"The soul of God is poured into the world through the thoughts of men." -Ralph Waldo Emerson

Friday, September 22, 2006

objectivity and faith

"Thus, if someone wants to have faith and reason too, well, let the comedy begin. He wants to have faith, but he wants to assure himself with the aid of objective deliberation. What happens? With the aid of reason, the absurd becomes something else; it becomes probable, it becomes more probable, it may become to a high degree exceedingly probable, even demonstrable. Now he is all set to believe it, and he dares to say of himself that he does not believe as shoemakers and tailors and simple folk do, but only after long and careful deliberation. Now he is all set to believe, but, lo and behold, now it has indeed become impossible to believe. The almost probable, the probable, the to-a-high-degree and exceedingly probable, that he can almost know, or as good as know, to a higher degree and exceedingly almost know – but believe, that cannot be done, for the absurd is precisely the object of faith and only that can be believed with the passion of inwardness.

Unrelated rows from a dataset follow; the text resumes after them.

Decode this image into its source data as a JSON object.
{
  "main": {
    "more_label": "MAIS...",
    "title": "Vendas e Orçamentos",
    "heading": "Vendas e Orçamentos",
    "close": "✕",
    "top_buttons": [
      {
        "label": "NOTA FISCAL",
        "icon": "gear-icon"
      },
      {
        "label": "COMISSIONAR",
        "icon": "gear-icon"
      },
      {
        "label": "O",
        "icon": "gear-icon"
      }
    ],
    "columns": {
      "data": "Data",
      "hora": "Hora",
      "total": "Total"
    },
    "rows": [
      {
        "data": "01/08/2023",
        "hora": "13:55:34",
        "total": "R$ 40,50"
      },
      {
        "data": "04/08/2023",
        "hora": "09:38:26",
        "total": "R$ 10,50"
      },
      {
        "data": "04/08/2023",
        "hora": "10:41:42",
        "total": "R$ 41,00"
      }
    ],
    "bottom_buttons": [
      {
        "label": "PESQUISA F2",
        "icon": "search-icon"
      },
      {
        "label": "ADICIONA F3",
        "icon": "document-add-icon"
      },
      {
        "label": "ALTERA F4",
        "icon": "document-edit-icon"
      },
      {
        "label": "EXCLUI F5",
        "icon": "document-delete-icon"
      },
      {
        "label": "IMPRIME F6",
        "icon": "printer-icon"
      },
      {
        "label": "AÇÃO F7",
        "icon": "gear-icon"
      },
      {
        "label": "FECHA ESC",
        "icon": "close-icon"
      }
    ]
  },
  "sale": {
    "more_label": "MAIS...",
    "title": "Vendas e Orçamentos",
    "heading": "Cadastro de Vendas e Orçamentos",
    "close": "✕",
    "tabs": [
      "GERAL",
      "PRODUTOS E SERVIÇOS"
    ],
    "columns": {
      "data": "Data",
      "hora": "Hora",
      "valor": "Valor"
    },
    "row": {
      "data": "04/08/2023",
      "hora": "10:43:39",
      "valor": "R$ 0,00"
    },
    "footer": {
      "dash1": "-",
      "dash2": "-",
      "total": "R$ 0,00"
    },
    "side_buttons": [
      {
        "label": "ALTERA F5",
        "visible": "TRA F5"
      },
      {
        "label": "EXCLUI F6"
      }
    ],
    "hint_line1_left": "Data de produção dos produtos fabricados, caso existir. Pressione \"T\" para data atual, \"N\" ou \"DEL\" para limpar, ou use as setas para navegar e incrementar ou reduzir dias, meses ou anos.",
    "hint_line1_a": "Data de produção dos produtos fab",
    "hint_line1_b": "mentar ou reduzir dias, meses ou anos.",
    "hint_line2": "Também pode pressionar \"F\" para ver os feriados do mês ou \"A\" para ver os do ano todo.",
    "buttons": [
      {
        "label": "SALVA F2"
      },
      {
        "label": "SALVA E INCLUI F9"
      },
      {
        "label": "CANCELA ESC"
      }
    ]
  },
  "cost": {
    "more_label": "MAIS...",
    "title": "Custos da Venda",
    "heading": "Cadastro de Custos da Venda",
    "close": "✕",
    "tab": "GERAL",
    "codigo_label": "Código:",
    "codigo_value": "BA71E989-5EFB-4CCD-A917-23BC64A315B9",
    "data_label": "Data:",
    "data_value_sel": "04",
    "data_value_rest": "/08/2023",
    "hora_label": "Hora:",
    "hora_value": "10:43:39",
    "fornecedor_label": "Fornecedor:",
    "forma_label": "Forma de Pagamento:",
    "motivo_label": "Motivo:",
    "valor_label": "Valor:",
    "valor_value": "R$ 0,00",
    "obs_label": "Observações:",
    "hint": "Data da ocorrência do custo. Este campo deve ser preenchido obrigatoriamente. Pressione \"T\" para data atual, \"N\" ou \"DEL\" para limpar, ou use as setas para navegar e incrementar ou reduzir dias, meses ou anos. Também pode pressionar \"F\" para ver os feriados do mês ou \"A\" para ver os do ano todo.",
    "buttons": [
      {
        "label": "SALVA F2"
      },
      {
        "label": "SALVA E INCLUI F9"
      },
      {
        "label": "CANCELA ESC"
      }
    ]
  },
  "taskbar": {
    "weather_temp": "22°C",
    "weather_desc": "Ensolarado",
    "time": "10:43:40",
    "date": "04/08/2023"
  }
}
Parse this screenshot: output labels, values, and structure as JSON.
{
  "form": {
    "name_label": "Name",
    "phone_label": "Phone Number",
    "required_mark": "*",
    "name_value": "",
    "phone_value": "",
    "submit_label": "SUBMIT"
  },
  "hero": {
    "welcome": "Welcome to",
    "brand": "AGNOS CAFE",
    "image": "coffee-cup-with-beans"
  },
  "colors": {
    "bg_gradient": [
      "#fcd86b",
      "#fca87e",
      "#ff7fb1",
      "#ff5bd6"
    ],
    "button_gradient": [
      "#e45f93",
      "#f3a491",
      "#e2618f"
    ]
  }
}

Christianity claims to be the eternal, essential truth that has come into existence in time. It proclaims itself as the paradox and thus requires the inwardness of faith – that which is an offense to the Jews, foolishness to the Greeks, and an absurdity to the understanding. It cannot be expressed more strongly: Objectivity and faith are at complete odds with each other. What does objective faith mean? Doesn’t it amount to nothing more than a sum of tenets?

Christianity is nothing of the kind. On the contrary, it is inwardness, an inwardness of existence that places a person decisively, more decisively than any judge can place the accused, between time and eternity, between heaven and hell in the time of salvation. But objective faith? It is as if Christianity was a little system of sorts, although presumably not as good as the Hegelian system. It is as if Christ – it is not my fault that I say it – had been a professor and as if the apostles had formed a little professional society of thinkers. The passion of inwardness and objective deliberation are at complete odds with each other. There is no way of getting around it. To become objective, to become preoccupied with the “what” of Christianity, instead of with the “how” of being Christian, is nothing but a retrogression.

Christianity is subjective; the inwardness of faith in the believer is the truth’s eternal decision. Objectively there is no truth “out there” for existing beings, but only approximations, whereas subjectively truth lies in inwardness, because the decision of truth is in subjectivity. For how can decision be an approximation or only to a certain degree? What could it possibly mean to assert or to assume that decision is like approximation, is only to a certain degree? I will tell you what it means. It means to deny decision. The decision of faith, unlike speculation, is designed specifically to put an end to that perpetual prattle of “to a certain degree.”

- Soren Kierkegaard, Concluding Unscientific Postscript, paraphrased.